Antibiotics research sounds like the kind of thing that takes place in a very pristine lab full of people wearing very white lab coats. But it doesn't have to be that way, according to Indian industrial designer and entrepreneur Vidhi Mehta.

She's the brains behind Post/Biotics, a self-styled "citizen's science platform and toolkit" designed to let school kids (and anybody else) get involved in an ambitious crowd-sourced research project designed to find the next generation of antibiotics.

It's not just an educational initiative either, but a genuine scientific campaign of the kind that could turn out to be crucial if we're to avert health catastrophes in the future.

An alarming report released last year suggested as many as 300 million people will die prematurely by the year 2050 due to antimicrobial resistance, with infectious bacteria becoming increasingly impervious to existing antibiotic medications.

One solution? Enlist as many people as possible in the search for new antibiotics, with an app-enabled science kit that looks like a kid's toy but is actually a serious grass-roots field lab.

Post/Biotics encourages citizen scientists to test whatever natural extracts they can get their hands on – including locally sourced plants, vegetables, fruits, fungi, mushrooms, and soil – to discover substances that may demonstrate antimicrobial values.

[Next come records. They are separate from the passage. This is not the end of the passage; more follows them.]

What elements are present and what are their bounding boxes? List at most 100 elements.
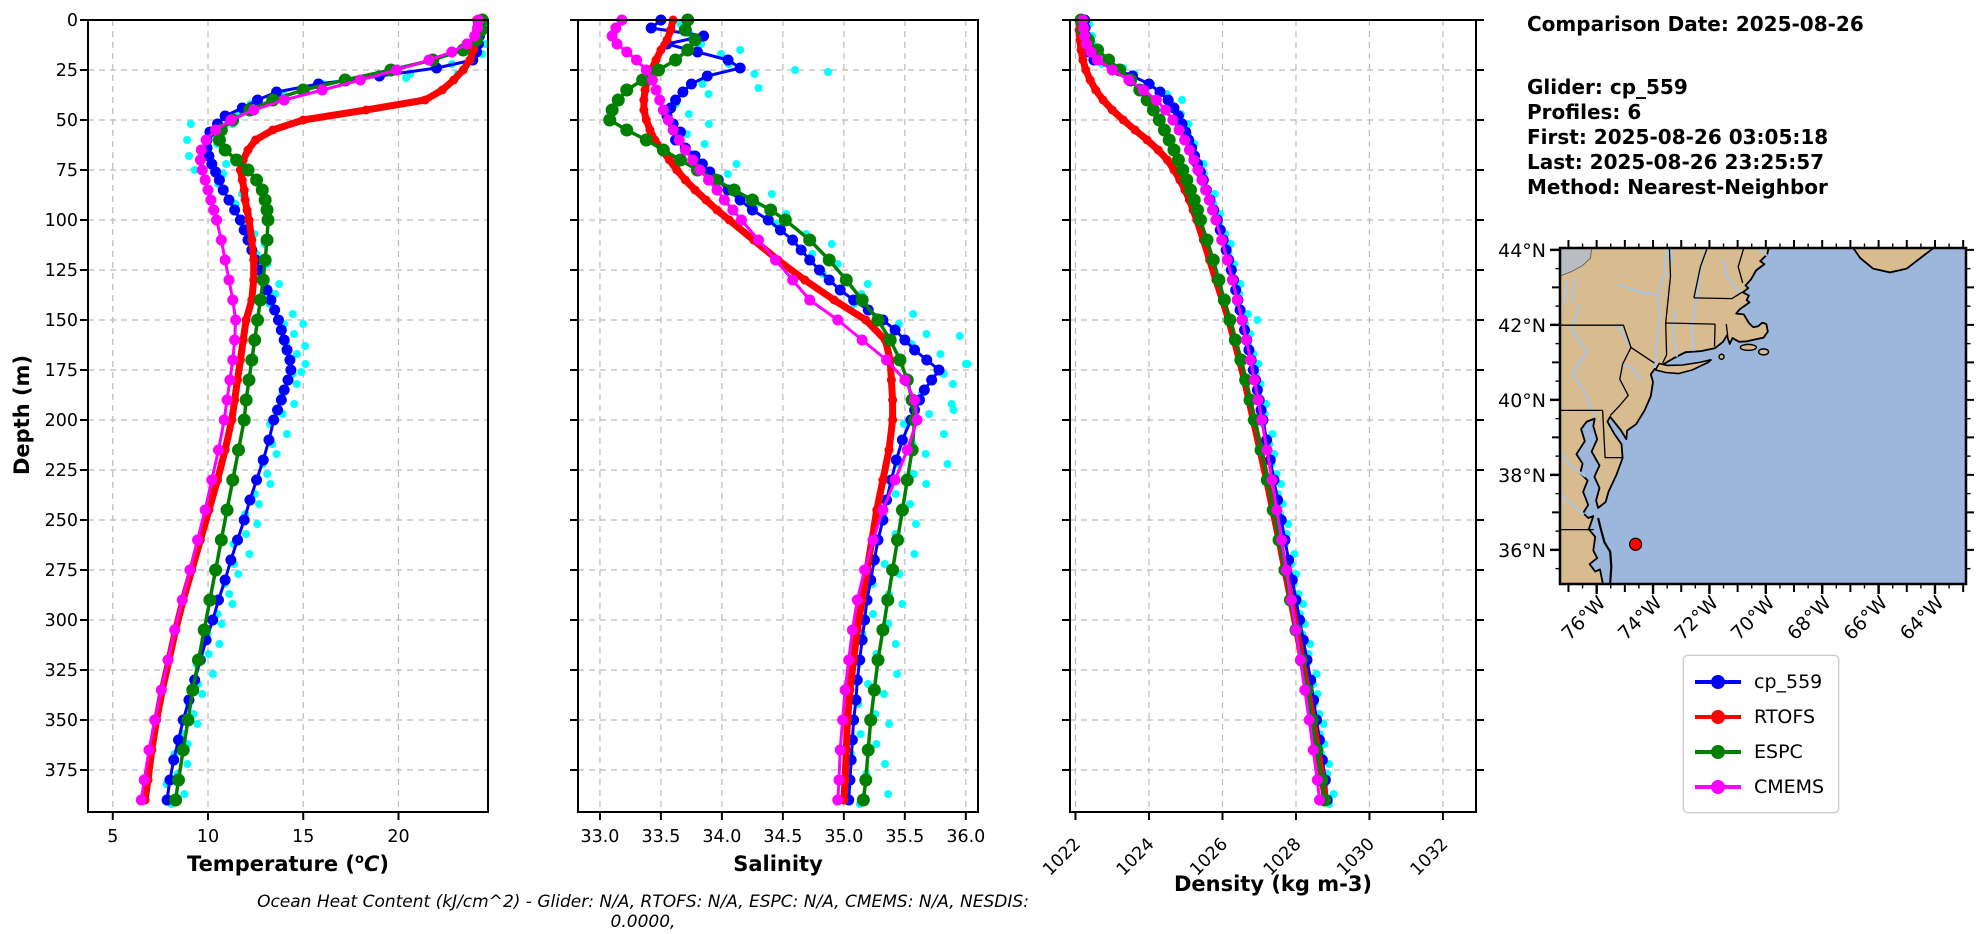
svg-text:64°W: 64°W [1896, 592, 1949, 645]
legend-item-cp_559: cp_559 [1695, 664, 1824, 699]
svg-text:200: 200 [45, 411, 78, 431]
svg-text:50: 50 [56, 111, 78, 131]
svg-text:74°W: 74°W [1614, 592, 1667, 645]
map-state-border-9 [1693, 291, 1743, 300]
svg-text:42°N: 42°N [1498, 315, 1546, 337]
svg-text:20: 20 [387, 827, 409, 847]
legend-label: ESPC [1754, 740, 1803, 763]
density-axis-label: Density (kg m-3) [1173, 872, 1373, 896]
map-island-0 [1739, 343, 1758, 352]
map-river-5 [1560, 451, 1587, 478]
cp_559-density-line [1079, 14, 1333, 806]
svg-text:350: 350 [45, 711, 78, 731]
salinity-axis-ticks: 33.0 33.5 34.0 34.5 35.0 35.5 36.0 [570, 19, 985, 847]
map-state-border-3 [1560, 324, 1655, 364]
map-island-2 [1718, 353, 1725, 360]
svg-text:250: 250 [45, 511, 78, 531]
celsius-symbol: C [363, 852, 380, 876]
svg-text:38°N: 38°N [1498, 465, 1546, 487]
salinity-profile-panel: 33.0 33.5 34.0 34.5 35.0 35.5 36.0 [570, 13, 985, 847]
svg-text:72°W: 72°W [1670, 592, 1723, 645]
svg-text:300: 300 [45, 611, 78, 631]
map-river-0 [1654, 248, 1668, 369]
last-profile-time-line: Last: 2025-08-26 23:25:57 [1527, 150, 1825, 174]
cp_559-temperature-line [161, 14, 486, 806]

Promoted with the question – "What if the world's next antibiotic was in your own backyard?" – the kit enables crowd-sourced drug discoverers to upload data on any remarkable samples for further analysis by researchers at Imperial College London in the UK and the University of Chicago in the US, both of which have partnered with the program.

"When people participating in Post/Biotics discover an interesting sample the platform recognises its uniqueness and sends it over for verification to university leaders," Mehta told Sammy Maine at Wired.

"Growing up in India, home remedies such as ayurveda [have] been a practice quite common to me. Garlic, honey and turmeric are often used as antimicrobials," Mehta said. "I wondered how many more local medicines and practices people across the world use and what this knowledge [could] mean to scientific researchers looking for a lead in discovering new antibiotics."